Dear Xavier Sanchez-Korichi,
Before I answer to your question, I have to say you that also if you are enough strong, it’s better if you introduce Depth jumps in the training after the Special Strength Preparation period (see my answer to Sergio Gabba in the thread “Training for the high jump” and to Jason Dwight in the thread “Making things clear about shock training”).
1. I want to do depth jumps with rebounds since I think they are the best but can I do more than that in a session...? Example : Squats and others jumping exercises ?

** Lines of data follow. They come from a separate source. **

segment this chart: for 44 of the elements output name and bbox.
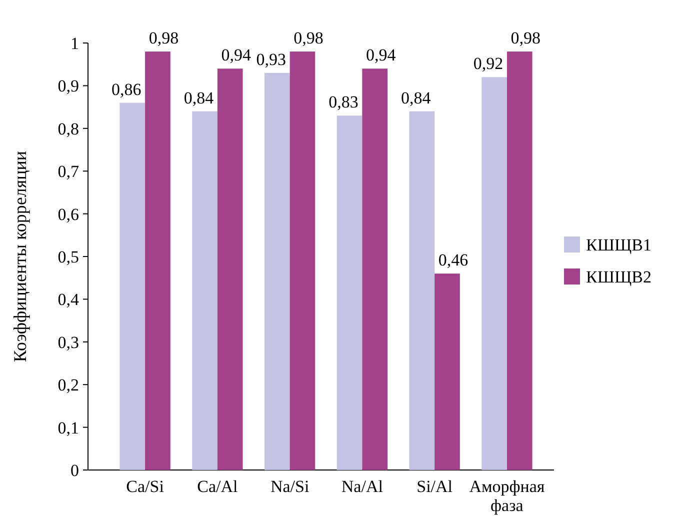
- x-tick-label: Na/Al: [341, 477, 384, 496]
- y-tick-label: 0,4: [58, 290, 80, 310]
- y-tick-label: 0,3: [58, 332, 79, 352]
- legend-label: КШЩВ1: [586, 235, 652, 254]
- y-tick-label: 0,7: [58, 162, 80, 182]
- data-label: 0,86: [112, 80, 142, 99]
- x-tick-label: Ca/Si: [126, 477, 164, 496]
- data-label: 0,98: [510, 28, 540, 48]
- data-label: 0,92: [473, 54, 504, 74]
- bar: [217, 68, 243, 470]
- y-tick-label: 0,9: [58, 76, 79, 96]
- bar: [192, 111, 218, 470]
- data-label: 0,84: [401, 88, 432, 108]
- x-tick-label: Ca/Al: [197, 477, 238, 496]
- x-tick-label: Na/Si: [270, 477, 310, 496]
- bar: [362, 68, 388, 470]
- data-label: 0,46: [438, 250, 468, 270]
- bar: [336, 116, 362, 470]
- y-tick-label: 0,8: [58, 119, 79, 138]
- bar: [506, 52, 532, 470]
- y-axis-title: Коэффициенты корреляции: [10, 150, 30, 362]
- y-tick-label: 0,1: [58, 418, 79, 438]
- bar: [409, 111, 435, 470]
- x-tick-label: Si/Al: [416, 477, 453, 496]
- data-label: 0,83: [328, 92, 358, 112]
- bar: [290, 52, 316, 470]
- legend-label: КШЩВ2: [586, 267, 652, 286]
- data-label: 0,98: [148, 28, 179, 48]
- y-tick-label: 0,6: [58, 204, 79, 224]
- bar: [120, 102, 146, 470]
- data-label: 0,84: [184, 88, 214, 108]
- y-tick-label: 1: [70, 34, 79, 53]
- data-label: 0,94: [366, 46, 396, 65]
- data-label: 0,93: [256, 50, 286, 69]
- bar: [482, 77, 507, 470]
- data-label: 0,94: [221, 46, 252, 65]
- y-tick-label: 0: [70, 460, 79, 480]
- x-tick-label: Аморфная фаза: [469, 477, 545, 515]
- y-tick-label: 0,2: [58, 376, 79, 395]
- y-tick-label: 0,5: [58, 247, 79, 266]
- data-label: 0,98: [294, 28, 324, 48]
- bar: [264, 72, 290, 470]
- bar: [145, 52, 170, 470]
- bar: [434, 274, 460, 470]
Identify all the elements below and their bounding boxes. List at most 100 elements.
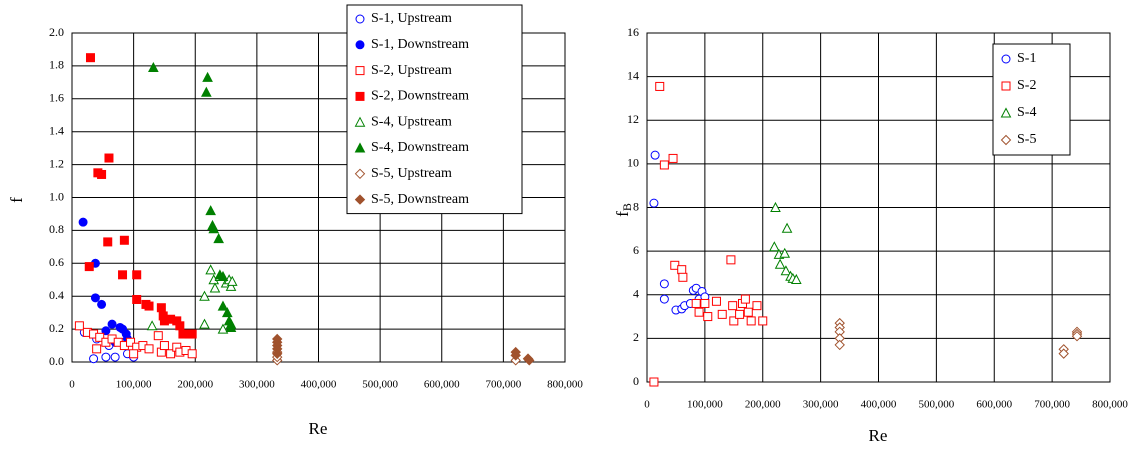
marker (118, 270, 128, 280)
marker (144, 301, 154, 311)
marker (655, 81, 665, 91)
marker (74, 321, 84, 331)
legend-marker (354, 194, 366, 205)
x-tick-label: 700,000 (486, 379, 522, 391)
marker (213, 233, 224, 244)
marker (694, 307, 704, 317)
marker (153, 331, 163, 341)
marker (726, 255, 736, 265)
marker (691, 298, 701, 308)
marker (101, 352, 111, 362)
marker (700, 298, 710, 308)
legend-marker (355, 91, 365, 101)
y-tick-label: 1.4 (49, 123, 64, 137)
marker (187, 329, 197, 339)
y-tick-label: 0.2 (49, 321, 64, 335)
marker (209, 282, 221, 293)
y-tick-label: 12 (627, 112, 639, 126)
marker (226, 275, 238, 286)
marker (78, 217, 88, 227)
legend-label: S-2 (1017, 78, 1036, 93)
y-tick-label: 8 (633, 199, 639, 213)
x-axis-title: Re (869, 426, 888, 445)
marker (132, 294, 142, 304)
legend-label: S-4 (1017, 105, 1036, 120)
y-tick-label: 1.6 (49, 91, 64, 105)
marker (649, 198, 659, 208)
chart: 0.0 0.2 0.4 0.6 0.8 1.0 1.2 1.4 1.6 1.8 2.0 0 100,00… (7, 4, 583, 438)
chart: 0 2 4 6 8 10 12 14 16 0 100,000 200,000 300,000 400,0… (613, 25, 1128, 445)
y-tick-label: 1.0 (49, 189, 64, 203)
legend-label: S-5, Downstream (371, 192, 469, 207)
marker (677, 265, 687, 275)
legend-marker (354, 116, 366, 127)
y-tick-label: 0.6 (49, 255, 64, 269)
legend-marker (1000, 107, 1012, 118)
y-tick-label: 0 (633, 374, 639, 388)
y-tick-label: 10 (627, 156, 639, 170)
marker (740, 294, 750, 304)
marker (272, 348, 283, 359)
marker (746, 316, 756, 326)
y-tick-label: 2 (633, 330, 639, 344)
legend-label: S-1, Upstream (371, 11, 452, 26)
marker (650, 150, 660, 160)
marker (107, 319, 117, 329)
y-axis-title-main: f (613, 211, 632, 217)
marker (126, 337, 136, 347)
marker (85, 53, 95, 63)
marker (90, 293, 100, 303)
marker (678, 272, 688, 282)
marker (144, 344, 154, 354)
marker (711, 296, 721, 306)
marker (768, 241, 780, 252)
marker (1058, 348, 1069, 359)
marker (104, 153, 114, 163)
y-tick-label: 4 (633, 287, 639, 301)
marker (780, 265, 792, 276)
plot-frame (71, 32, 566, 363)
y-tick-label: 0.0 (49, 354, 64, 368)
marker (510, 350, 521, 361)
marker (175, 321, 185, 331)
x-tick-label: 400,000 (301, 379, 337, 391)
x-tick-label: 200,000 (177, 379, 213, 391)
x-tick-label: 500,000 (919, 399, 955, 411)
marker (205, 205, 216, 216)
y-tick-label: 0.8 (49, 222, 64, 236)
marker (156, 303, 166, 313)
x-tick-label: 300,000 (803, 399, 839, 411)
marker (129, 349, 139, 359)
x-tick-label: 400,000 (861, 399, 897, 411)
x-tick-label: 0 (644, 399, 650, 411)
marker (84, 262, 94, 272)
x-tick-label: 0 (69, 379, 75, 391)
x-tick-label: 600,000 (424, 379, 460, 391)
marker (205, 264, 216, 275)
marker (649, 377, 659, 387)
marker (132, 270, 142, 280)
marker (743, 307, 753, 317)
legend-label: S-4, Upstream (371, 114, 452, 129)
marker (166, 349, 176, 359)
marker (659, 160, 669, 170)
y-axis-title-sub: B (620, 203, 634, 211)
x-tick-label: 300,000 (239, 379, 275, 391)
marker (729, 316, 739, 326)
marker (103, 237, 113, 247)
marker (221, 307, 233, 318)
y-tick-label: 2.0 (49, 25, 64, 39)
legend-marker (1001, 81, 1011, 91)
marker (159, 341, 169, 351)
marker (781, 222, 793, 233)
marker (735, 309, 745, 319)
legend-marker (354, 168, 366, 180)
legend-label: S-5, Upstream (371, 166, 452, 181)
marker (208, 223, 220, 234)
marker (148, 61, 159, 73)
marker (217, 323, 229, 334)
marker (97, 169, 107, 179)
y-tick-label: 1.2 (49, 156, 64, 170)
marker (774, 258, 786, 269)
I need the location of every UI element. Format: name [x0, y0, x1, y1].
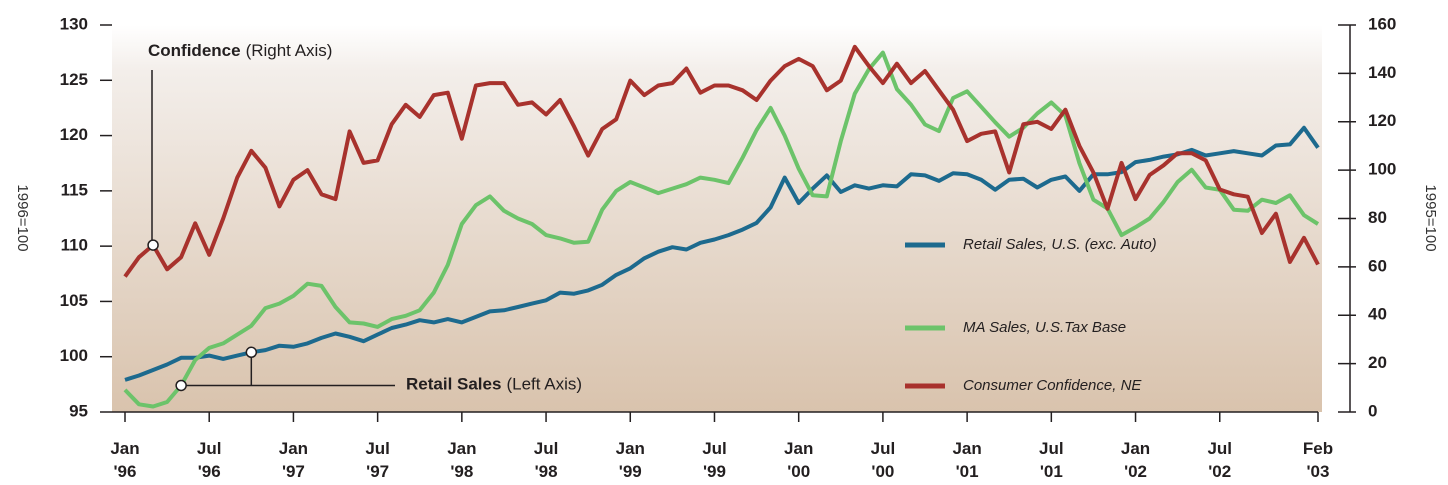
x-tick-label: Jan '00 — [784, 439, 813, 481]
x-tick-label: Jul '99 — [702, 439, 727, 481]
y2-tick-label: 160 — [1368, 14, 1396, 33]
legend-label: Retail Sales, U.S. (exc. Auto) — [963, 236, 1157, 253]
x-tick-label: Jul '98 — [534, 439, 559, 481]
x-tick-label: Jul '01 — [1039, 439, 1064, 481]
x-tick-label: Feb '03 — [1303, 439, 1333, 481]
x-tick-label: Jan '98 — [447, 439, 476, 481]
callout-point — [175, 379, 187, 392]
y-tick-label: 120 — [60, 125, 88, 144]
legend-label: MA Sales, U.S.Tax Base — [963, 319, 1126, 336]
plot — [123, 44, 1320, 409]
y2-axis-label: 1995=100 — [1422, 184, 1439, 251]
y-tick-label: 105 — [60, 291, 88, 310]
x-tick-label: Jul '96 — [197, 439, 222, 481]
x-tick-label: Jan '99 — [616, 439, 645, 481]
y-tick-label: 110 — [61, 236, 88, 255]
plot-background — [112, 25, 1322, 412]
y2-tick-label: 140 — [1368, 63, 1396, 82]
y2-tick-label: 20 — [1368, 353, 1387, 372]
x-tick-label: Jan '96 — [110, 439, 139, 481]
y-tick-label: 125 — [60, 70, 88, 89]
y-tick-label: 130 — [60, 14, 88, 33]
y2-tick-label: 40 — [1368, 305, 1387, 324]
x-tick-label: Jul '02 — [1207, 439, 1232, 481]
x-tick-label: Jan '01 — [952, 439, 981, 481]
y2-tick-label: 60 — [1368, 256, 1387, 275]
legend-label: Consumer Confidence, NE — [963, 377, 1142, 394]
series-line — [123, 50, 1320, 409]
y2-tick-label: 80 — [1368, 208, 1387, 227]
y2-tick-label: 100 — [1368, 160, 1396, 179]
y-tick-label: 115 — [61, 180, 88, 199]
x-tick-label: Jul '00 — [871, 439, 896, 481]
y2-tick-label: 0 — [1368, 401, 1377, 420]
x-tick-label: Jan '97 — [279, 439, 308, 481]
annotation: Confidence (Right Axis) — [148, 41, 332, 60]
callout-point — [147, 239, 159, 251]
callout-point — [245, 346, 258, 359]
annotation: Retail Sales (Left Axis) — [406, 375, 582, 394]
y-tick-label: 95 — [69, 401, 88, 420]
x-tick-label: Jan '02 — [1121, 439, 1150, 481]
x-tick-label: Jul '97 — [365, 439, 390, 481]
series-line — [123, 44, 1320, 278]
y-axis-label: 1996=100 — [14, 184, 31, 251]
y2-tick-label: 120 — [1368, 111, 1396, 130]
y-tick-label: 100 — [60, 346, 88, 365]
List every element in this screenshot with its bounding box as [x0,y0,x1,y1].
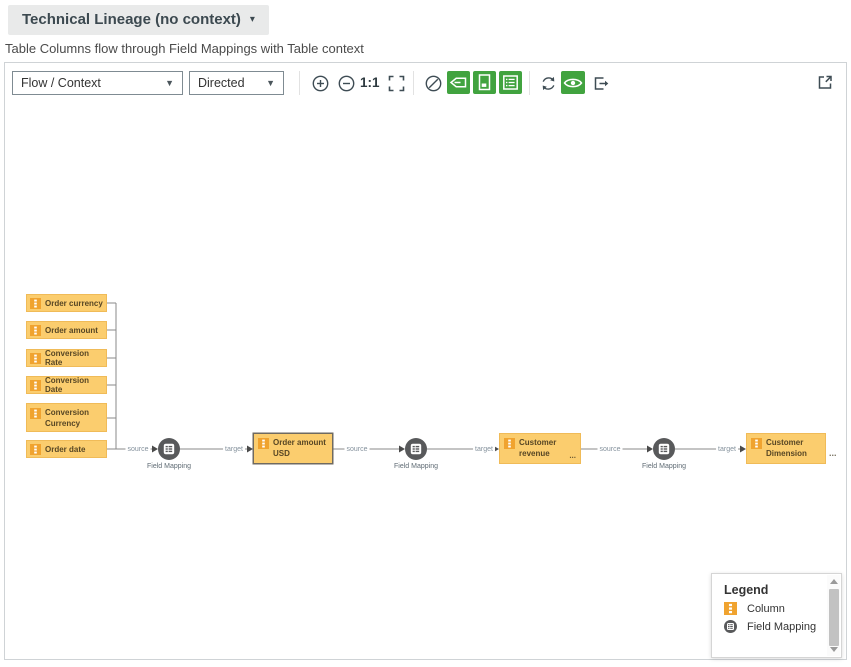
column-icon [30,443,41,455]
field-mapping-icon [163,443,175,455]
field-mapping-node[interactable] [653,438,675,460]
chevron-down-icon: ▼ [266,78,275,88]
column-node-conversion-rate[interactable]: Conversion Rate [26,349,107,367]
field-mapping-caption: Field Mapping [394,463,438,470]
legend-item-field-mapping: Field Mapping [724,620,841,633]
zoom-in-button[interactable] [310,73,330,93]
field-mapping-caption: Field Mapping [147,463,191,470]
toolbar-separator [529,71,530,95]
layout-select-value: Flow / Context [21,76,101,90]
edge-label-source: source [344,445,370,454]
refresh-button[interactable] [538,73,558,93]
column-node-label: Order date [45,444,86,454]
column-node-order-date[interactable]: Order date [26,440,107,458]
tag-toggle-button[interactable] [447,71,470,94]
refresh-icon [542,76,554,90]
column-icon [724,602,737,615]
legend-item-column: Column [724,602,841,615]
column-node-label: Conversion Currency [45,408,90,429]
column-node-label: Order amount [45,325,98,335]
legend-panel: Legend Column Field Mapping [711,573,842,658]
fit-screen-button[interactable] [386,73,406,93]
column-icon [258,438,269,449]
edge-label-target: target [223,445,245,454]
column-node-customer-dimension[interactable]: Customer Dimension [746,433,826,464]
fit-screen-icon [388,75,404,91]
eye-icon [563,78,583,87]
column-node-label: Order currency [45,298,103,308]
chevron-down-icon: ▼ [165,78,174,88]
page-title: Technical Lineage (no context) [22,11,241,28]
column-icon [30,297,41,309]
legend-item-label: Column [747,602,785,615]
export-icon [594,76,608,90]
zoom-out-icon [338,75,354,91]
legend-item-label: Field Mapping [747,620,817,633]
zoom-out-button[interactable] [336,73,356,93]
open-external-button[interactable] [815,72,835,92]
column-node-label: Order amount USD [273,438,326,459]
direction-select[interactable]: Directed ▼ [189,71,284,95]
visibility-toggle-button[interactable] [561,71,585,94]
scroll-down-icon[interactable] [829,647,838,652]
scrollbar-thumb[interactable] [828,589,839,646]
edge-label-target: target [473,445,495,454]
list-toggle-button[interactable] [499,71,522,94]
chevron-down-icon: ▾ [249,14,255,25]
legend-title: Legend [724,583,769,597]
column-icon [30,379,41,391]
list-icon [503,75,518,90]
column-node-label: Customer Dimension [766,438,807,459]
column-node-order-currency[interactable]: Order currency [26,294,107,312]
field-mapping-icon [410,443,422,455]
edge-label-source: source [597,445,623,454]
lineage-canvas: Flow / Context ▼ Directed ▼ 1:1 [4,62,847,660]
direction-select-value: Directed [198,76,245,90]
export-button[interactable] [590,73,610,93]
column-icon [751,438,762,449]
timer-button[interactable] [423,73,443,93]
field-mapping-node[interactable] [158,438,180,460]
truncation-ellipsis: ... [569,450,576,460]
column-node-order-amount-usd[interactable]: Order amount USD [253,433,333,464]
column-node-conversion-currency[interactable]: Conversion Currency [26,403,107,432]
column-icon [30,324,41,336]
toolbar-separator [413,71,414,95]
column-icon [30,408,41,419]
field-mapping-node[interactable] [405,438,427,460]
field-mapping-icon [658,443,670,455]
column-icon [504,438,515,449]
document-icon [478,74,491,91]
overflow-ellipsis: ... [829,448,837,458]
field-mapping-icon [724,620,737,633]
column-node-conversion-date[interactable]: Conversion Date [26,376,107,394]
field-mapping-caption: Field Mapping [642,463,686,470]
zoom-in-icon [312,75,328,91]
legend-scrollbar[interactable] [827,575,840,656]
timer-icon [425,75,441,91]
lineage-diagram-surface[interactable]: Order currency Order amount Conversion R… [5,63,846,659]
tag-icon [449,77,467,88]
column-node-order-amount[interactable]: Order amount [26,321,107,339]
edge-lines [107,302,746,453]
external-link-icon [818,75,832,89]
page-subtitle: Table Columns flow through Field Mapping… [5,41,364,56]
edge-label-source: source [125,445,151,454]
layout-select[interactable]: Flow / Context ▼ [12,71,183,95]
scroll-up-icon[interactable] [829,579,838,584]
column-icon [30,352,41,364]
column-node-label: Customer revenue [519,438,557,459]
lineage-title-dropdown[interactable]: Technical Lineage (no context) ▾ [8,5,269,35]
toolbar-separator [299,71,300,95]
column-node-label: Conversion Rate [45,349,90,367]
edge-label-target: target [716,445,738,454]
column-node-label: Conversion Date [45,376,90,394]
zoom-actual-button[interactable]: 1:1 [360,75,380,90]
report-toggle-button[interactable] [473,71,496,94]
column-node-customer-revenue[interactable]: Customer revenue ... [499,433,581,464]
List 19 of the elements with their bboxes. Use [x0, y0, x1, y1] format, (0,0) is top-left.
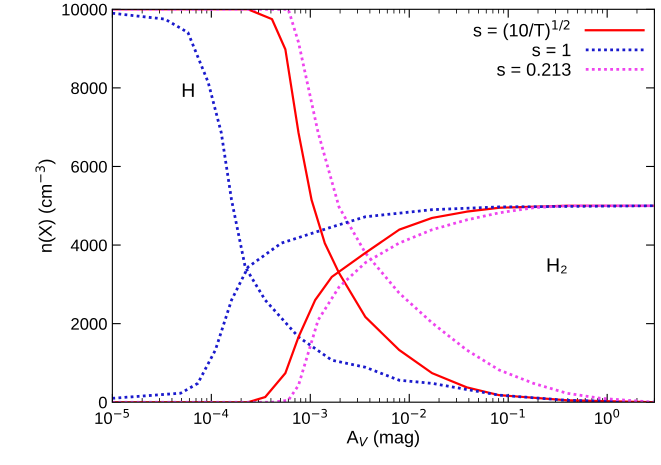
y-tick-label: 8000	[71, 82, 107, 94]
x-tick-label: 10$^{−3}$	[293, 408, 328, 424]
y-tick-label: 2000	[71, 318, 107, 330]
legend-label: s = 0.213	[497, 63, 571, 76]
x-tick-label: 10$^{−4}$	[194, 409, 228, 424]
annotation: H	[182, 83, 194, 97]
legend-label: s = (10/T)$^{1/2}$	[473, 20, 570, 40]
y-tick-label: 6000	[71, 160, 107, 173]
x-tick-label: 10$^{−5}$	[95, 409, 129, 424]
y-tick-label: 4000	[70, 239, 107, 252]
annotation: H₂	[548, 258, 567, 274]
x-axis-title: A$_{V}$ (mag)	[346, 430, 419, 448]
y-axis-title: n(X) (cm$^{−3}$)	[35, 160, 56, 252]
y-tick-label: 10000	[62, 4, 107, 16]
x-tick-label: 10$^{0}$	[595, 408, 620, 424]
legend-label: s = 1	[532, 44, 570, 56]
x-tick-label: 10$^{−2}$	[392, 408, 426, 424]
x-tick-label: 10$^{−1}$	[491, 409, 525, 424]
y-tick-label: 0	[98, 396, 107, 408]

It’s better if you perform only Depth Jumps in the single training session (see my answers to Marco Pignone in the thread “Effectiveness of Combining Strength or Speed-Strength with Depth Jumps in Same Session”).
2. How much of strength work do I need to maintain my strength ?
I have difficulties to answer this question because all depend on: your specific adaptation capacity, the volume of strength loads that you used before and the type of training program (concentrated or not).
3. How much time (4 5 6 weeks ?) should I do plyometrics ?
If for you plyometric means “Shock Method”, it’s better to start from 2 training sessions per week, performing not more than 4 series of 10 Depth Jumps in each training sessions (the number of series must be increased gradually from 1 to 4). The time of use the Depth Jumps ends when you finish to perform 300 - 350 Depth Jumps .
4. What is the perfect height to begin depths jumps with rebounds
The perfect drop height is 0.75 m. But you must reach this height gradually increasing it starting from 0.45 m (see my last answer to Demetrio Frattarelli in the thread “Making things clear about shock training”).